Several years ago, some pristine Stinson masters from those sessions were discovered and they allow us to hear Woody with an unprecedented sound quality. This 4-CD set presents 54 songs from those sessions, including six tracks that have never been released before. Although I’ve been listening to previous releases of most of this material for most of my life, listening to this set is almost like hearing Woody and these songs for the first time.

The four CDs are programmed thematically.

The first disc, Woody’s “Greatest” Hits, includes many of Woody’s best known classics including such essential songs as “This Land is Your Land,” “Pretty Boy Floyd,” “The Sinking of the Reuben James,” “Jesus Christ” and “Hard Travelin’.” There is also a previously unreleased original called “Bad Repetation.”

The second disc, Woody’s Roots, is filled with traditional folksongs like “Stackolee” and “John Henry”; Carter Family songs like “Worried Man Blues” and “Will You Miss Me When I’m Gone”; and cowboy songs like “Chisholm Trail” and Woody’s definitive version of “Buffalo Skinners.”

The third disc, Woody the Agitator, includes many of Woody’s union songs like “Gonna Roll the Union On” and “Union Burying Ground”; anti-discrimination songs like “Hangknot, Slipknot” and “Harriet Tubman’s Ballad,” a tribute to the great conductor of the Underground Railroad; and Second World War rallying songs like “Tear the Fascists Down” and “When the Yanks Go Marching In.” The set includes the previously-unreleased “You Can Hear My Whistle Blow,” inspired by Woody and Cisco’s wartime service in the merchant marine.

The final disc, Woody, Cisco and Sonny, features the three combining on a set of traditional songs, country instrumentals and hoedown tunes. There are three previously unreleased tracks in this set including, “Guitar Rag,” the infectious instrumental usually known as “Steel Guitar Rag,” but here featuring Woody and Cisco banging their guitars and Sonny blowing hard on his harp,” “Brown’s Ferry Blues,” a great old Delmore Brothers song from the 1930s, and “Sonn’s Flight,” a harmonica tune with Sonny front and centre.

My Dusty Road is a vitally important Woody Guthrie collection.

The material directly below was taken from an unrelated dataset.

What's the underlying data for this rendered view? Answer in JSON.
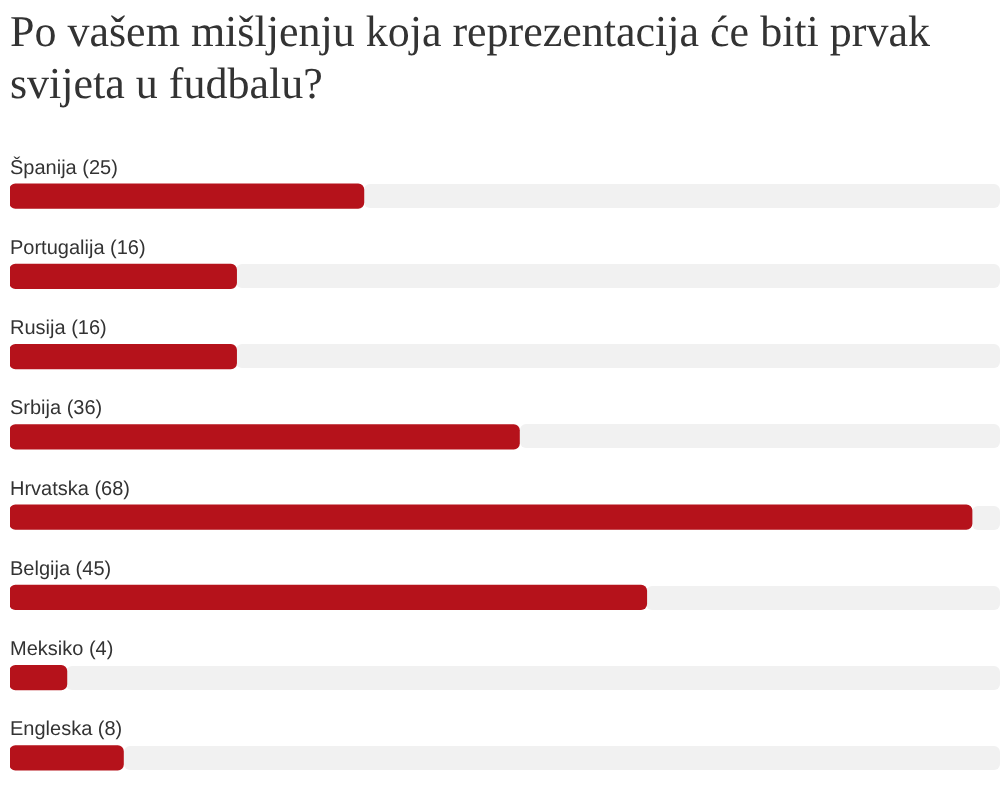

A personal note: The centrality of Sonny Terry to these recordings reminds me that Sonny Terry and Brownie McGhee were the first people I ever got to know who also knew Woody. I had become fascinated with Woody and when I was 15 or 16, in 1969 or ’70, they were playing a four- or five-night gig at the Back Door in Montreal. On the first or second night I told them I was interested in hearing about Woody and they sat with me several times that week talking about Woody and themselves in the 1940s. Unfortunately, when I produced some concerts for them in 1977, they would no longer sit in the same room together, except on stage.